Jenn Johnston

LCSWR

Jenn is a graduate of the University of Buffalo with a Master’s Degree in Social Work.  She has training and experience in working with adults and children challenged with depression, mood disorders, trauma, grief, anxiety, adhd, and psychosis.

Jenn started her career working with individuals developmental disabilities, visual impairments and traumatic brain injuries.  Since then she has practiced in the NYS prison system, at an outpatient mental health clinic and in child welfare.  Through the Salvation Army, Jenn volunteered in NYC after 911 and assisted survivors of the WTC attacks.  She has insight and sensitivity to the issues faced by first responders and their family members. She very much believes in providing compassionate care, while honoring capacity for self-determination and empowerment.

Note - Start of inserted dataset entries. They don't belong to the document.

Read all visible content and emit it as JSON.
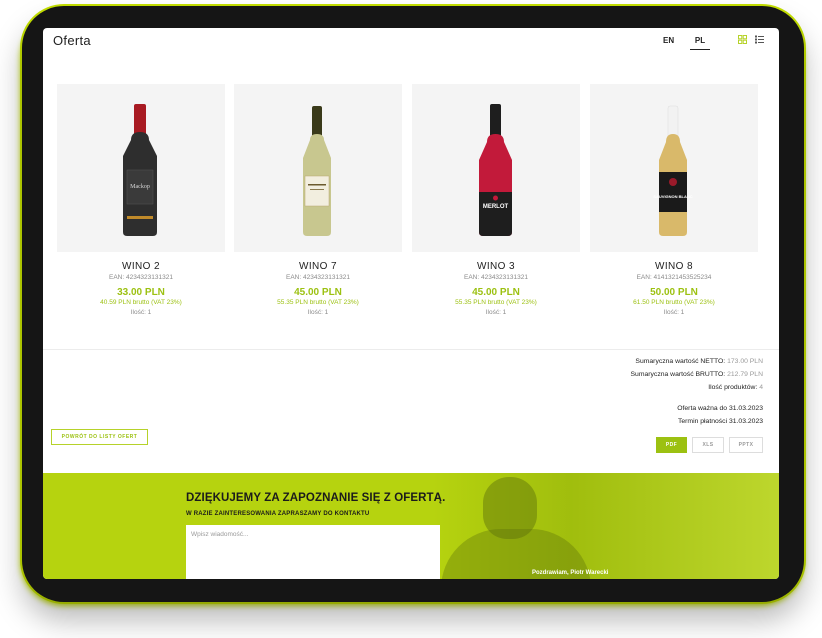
{
  "header": {
    "brand": "Oferta",
    "languages": [
      "EN",
      "PL"
    ],
    "active_language": "PL",
    "view_modes": [
      "grid-icon",
      "list-icon"
    ]
  },
  "products": [
    {
      "name": "WINO 2",
      "ean": "EAN: 4234323131321",
      "price_net": "33.00 PLN",
      "price_gross": "40.59 PLN brutto (VAT 23%)",
      "quantity": "Ilość: 1",
      "bottle_label": "Mackop",
      "bottle_color": "#2e2e2e",
      "neck_color": "#a81a22"
    },
    {
      "name": "WINO 7",
      "ean": "EAN: 4234323131321",
      "price_net": "45.00 PLN",
      "price_gross": "55.35 PLN brutto (VAT 23%)",
      "quantity": "Ilość: 1",
      "bottle_label": "",
      "bottle_color": "#c8c78f",
      "neck_color": "#3a3a1a"
    },
    {
      "name": "WINO 3",
      "ean": "EAN: 4234323131321",
      "price_net": "45.00 PLN",
      "price_gross": "55.35 PLN brutto (VAT 23%)",
      "quantity": "Ilość: 1",
      "bottle_label": "MERLOT",
      "bottle_color": "#c21a3a",
      "neck_color": "#1e1e1e"
    },
    {
      "name": "WINO 8",
      "ean": "EAN: 4141321453525234",
      "price_net": "50.00 PLN",
      "price_gross": "61.50 PLN brutto (VAT 23%)",
      "quantity": "Ilość: 1",
      "bottle_label": "SAUVIGNON BLANC",
      "bottle_color": "#d9b96a",
      "neck_color": "#f2f2f2"
    }
  ],
  "summary": {
    "netto_label": "Sumaryczna wartość NETTO:",
    "netto_value": "173.00 PLN",
    "brutto_label": "Sumaryczna wartość BRUTTO:",
    "brutto_value": "212.79 PLN",
    "count_label": "Ilość produktów:",
    "count_value": "4",
    "valid_label": "Oferta ważna do 31.03.2023",
    "payment_label": "Termin płatności 31.03.2023"
  },
  "actions": {
    "back_label": "POWRÓT DO LISTY OFERT",
    "export_pdf": "PDF",
    "export_xls": "XLS",
    "export_pptx": "PPTX"
  },
  "footer": {
    "thanks": "DZIĘKUJEMY ZA ZAPOZNANIE SIĘ Z OFERTĄ.",
    "subtitle": "W RAZIE ZAINTERESOWANIA ZAPRASZAMY DO KONTAKTU",
    "message_placeholder": "Wpisz wiadomość...",
    "regards": "Pozdrawiam, Piotr Warecki"
  },
  "colors": {
    "accent": "#9cc111",
    "footer_bg": "#b6d30f",
    "frame_glow": "#c5e100"
  }
}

Jenn is a good communicator and is very skilled at being present with people as they work though situations that are causing emotional distress.  She is able to find meaning in the struggles of the human experience and appreciates the opportunity to assist others as they move toward a place of resilience and stability.  Jenn favors an insight oriented approach and has experience with cognitive therapy, motivational interviewing, mindfulness, task centered/problem solving, crisis management,  anger management and solution focused therapies.

How I can help you
Education
  • University of Buffalo, Masters in Social Work
Additional Training
  • Cognitive Therapy
  • Motivational Interviewing
  • Mindfulness
  • Task centered/problem solving
  • Crisis Management
  • Anger Management
  • Solution Focused Therapies
Professional Activities and Memberships
  • Volunteer work with Salvation Army
"Be patient toward all that is unsolved in your heart and try to love the questions themselves, like locked rooms and like books that are now written in a very foreign tongue. Do not now seek the answers, which cannot be given you because you would not be able to live them. And the point is, to live everything. Live the questions now. Perhaps you will then gradually, without noticing it, live along some distant day into the answer.”